Покуда Робен сдирал кожу с ягуара, Андрэ привязал к дереву маленького муравьеда, который оказался очень кротким и смирным, и стал рассматривать труп большого.
— Вот странный зверь, — говорил он. — Так это у него голова? А где же рот? Рта вроде и нет.
— Как «нет рта»?
— По крайней мере, я вижу на конце морды лишь маленькое отверстие, из которого торчит кончик языка. Неужели это рот?
— Это рот. Да другого муравьеду и не нужно. Челюсти его срослись и образуют трубку, в которой двигается его длинный, клейкий язык, которым он ловит муравьев, чтобы есть.
— Удивительно, как это он мог справиться с ягуаром?..
— Мне тоже удивительно. И потом, я не ожидал увидеть такого большого муравьеда, это же великан среди них.
— Я видел большего, — заметил Казимир.
— Но главное — какие у него когти! — продолжал Андрэ. — Должно быть, они очень остры, потому что муравьед распорол ими тигра. Странно, однако, ведь они не втяжные, как же это они не тупятся?

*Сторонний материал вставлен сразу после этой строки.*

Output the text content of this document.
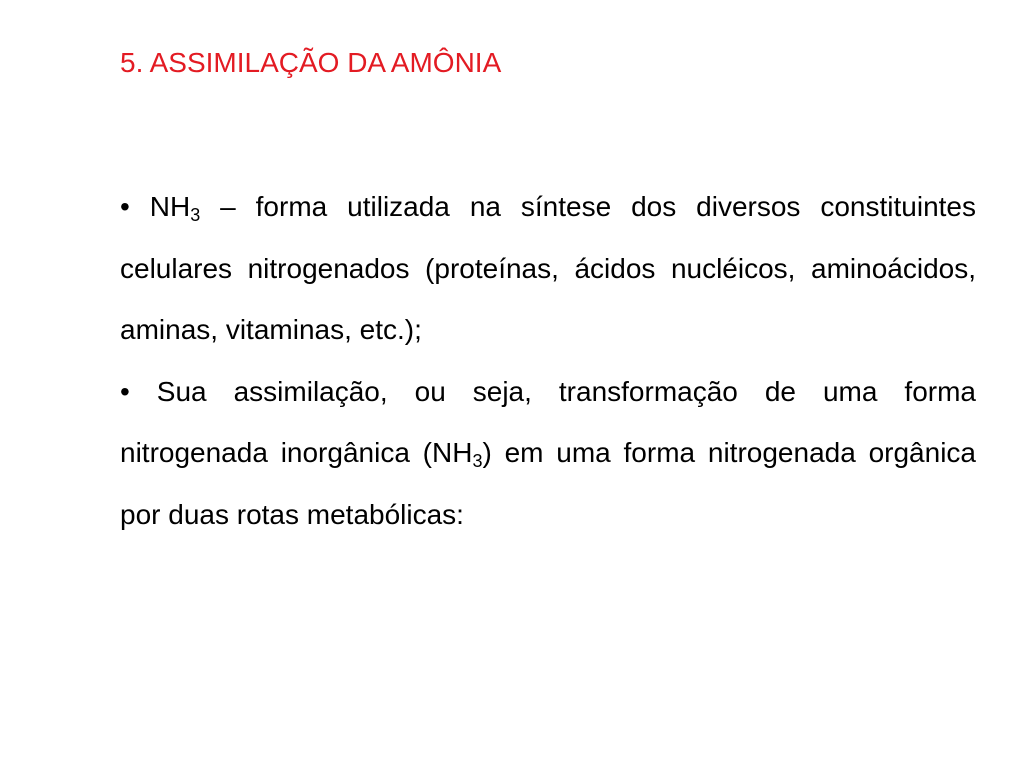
5. ASSIMILAÇÃO DA AMÔNIA

• $NH_3$ – forma utilizada na síntese dos diversos constituintes celulares nitrogenados (proteínas, ácidos nucléicos, aminoácidos, aminas, vitaminas, etc.);

• Sua assimilação, ou seja, transformação de uma forma nitrogenada inorgânica $(NH_3)$ em uma forma nitrogenada orgânica por duas rotas metabólicas:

— Муравьед очень бережет их, вот они и не тупятся. Когда он ходит, то загибает их внутрь.
— А! Понимаю! Вроде складного ножа.
— А ты заметил, что на передних лапах у него по четыре когтя, а на задних — по пять? При этом задние когти гораздо тупее. Они служат муравьеду не столько для защиты, сколько для разрывания муравьиных куч.
— Кстати о муравьях: куда же они девались? Мы так занялись муравьедом и ягуаром, что совсем забыли о них.
— Муравьи ушли далеко, — сказал Казимир.
— Да, в самом деле, дорога свободна. Мы можем идти домой.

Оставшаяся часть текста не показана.